Triethylamine: abbreviation of TEA, molecular weight: 101.19, density: 0.73, boiling point: 89.5 °C, melting point:-114.8 C, conjugated acid pKa= 10.75.

N,N- diisopropylethylamine: abbreviated as DIPEA/DIEA, molecular weight: 129.25, density: 0.74, boiling point: 127 °C, melting point:-46 C, conjugated acid pKEst = 10.9 (data source: Laboratory Chemical Purification Manual, PK

2 steric hindrance and stability

DIPEA has a large branched chain, and its steric hindrance is larger than that of triethylamine. Isopropyl will hinder the protonation of nitrogen atoms and inhibit nucleophilic side reactions, and its stability is good. Triethylamine has a small steric hindrance and is easy to participate in nucleophilic substitution side reactions. For example, triethylamine is easily acylated or alkylated with acyl chloride or halogenated hydrocarbon.

3 solubility

TEA is miscible with many organic solvents and soluble in water. DIPEA has poor solubility in some polar solvents and good solubility in nonpolar solvents (such as DCM, toluene) because of the existence of isopropyl.

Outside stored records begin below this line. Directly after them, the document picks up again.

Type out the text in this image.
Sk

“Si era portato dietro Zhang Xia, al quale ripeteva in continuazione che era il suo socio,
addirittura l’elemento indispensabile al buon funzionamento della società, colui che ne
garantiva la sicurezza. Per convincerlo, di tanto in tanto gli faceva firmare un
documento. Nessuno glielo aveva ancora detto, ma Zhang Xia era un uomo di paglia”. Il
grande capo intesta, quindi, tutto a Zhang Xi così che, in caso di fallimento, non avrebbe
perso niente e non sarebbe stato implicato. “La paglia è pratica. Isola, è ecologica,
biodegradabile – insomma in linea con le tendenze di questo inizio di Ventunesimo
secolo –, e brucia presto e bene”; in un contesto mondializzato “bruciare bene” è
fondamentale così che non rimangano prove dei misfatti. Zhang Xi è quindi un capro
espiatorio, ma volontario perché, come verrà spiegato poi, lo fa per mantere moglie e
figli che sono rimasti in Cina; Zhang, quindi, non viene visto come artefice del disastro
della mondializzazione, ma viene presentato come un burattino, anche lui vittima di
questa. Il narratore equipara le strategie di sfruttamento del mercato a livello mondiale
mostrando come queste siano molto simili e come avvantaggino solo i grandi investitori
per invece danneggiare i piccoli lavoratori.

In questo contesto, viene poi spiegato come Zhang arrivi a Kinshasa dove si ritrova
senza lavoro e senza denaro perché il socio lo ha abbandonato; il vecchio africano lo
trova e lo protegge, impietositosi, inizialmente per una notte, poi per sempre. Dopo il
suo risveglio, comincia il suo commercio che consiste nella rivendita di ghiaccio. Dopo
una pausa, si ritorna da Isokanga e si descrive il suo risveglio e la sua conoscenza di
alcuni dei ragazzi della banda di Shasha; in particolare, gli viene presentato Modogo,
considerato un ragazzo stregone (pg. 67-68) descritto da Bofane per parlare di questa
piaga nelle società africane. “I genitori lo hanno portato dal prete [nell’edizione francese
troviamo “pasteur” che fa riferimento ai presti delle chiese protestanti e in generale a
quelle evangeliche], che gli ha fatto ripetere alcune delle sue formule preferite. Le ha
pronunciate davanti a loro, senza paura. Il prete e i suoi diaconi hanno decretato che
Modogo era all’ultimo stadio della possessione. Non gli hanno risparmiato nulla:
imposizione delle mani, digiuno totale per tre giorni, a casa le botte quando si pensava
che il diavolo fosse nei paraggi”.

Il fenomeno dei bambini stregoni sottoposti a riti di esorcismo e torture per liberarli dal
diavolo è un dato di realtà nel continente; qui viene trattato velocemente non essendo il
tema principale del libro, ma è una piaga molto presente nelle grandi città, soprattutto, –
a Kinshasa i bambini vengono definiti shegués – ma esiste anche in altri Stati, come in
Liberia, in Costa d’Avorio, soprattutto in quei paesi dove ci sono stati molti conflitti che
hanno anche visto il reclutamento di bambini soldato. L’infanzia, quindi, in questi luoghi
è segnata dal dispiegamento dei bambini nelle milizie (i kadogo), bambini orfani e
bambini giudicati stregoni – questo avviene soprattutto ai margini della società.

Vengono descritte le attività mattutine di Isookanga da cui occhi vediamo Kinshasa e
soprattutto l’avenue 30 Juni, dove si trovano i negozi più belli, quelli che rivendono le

For its hydrochloride, triethylamine hydrochloride is generally less soluble in organic solvents, while DIPEA hydrochloride is soluble in many organic solvents. If the product is also precipitated in the reaction solvent, a mixture of triethylamine hydrochloride and the product will generally be obtained by using triethylamine; If DIPEA is used, a relatively clean product can be obtained by direct filtration. On the contrary, if the product is dissolved in the reaction solvent and triethylamine is selected as the acid binding agent, it can be separated from the product by filtration.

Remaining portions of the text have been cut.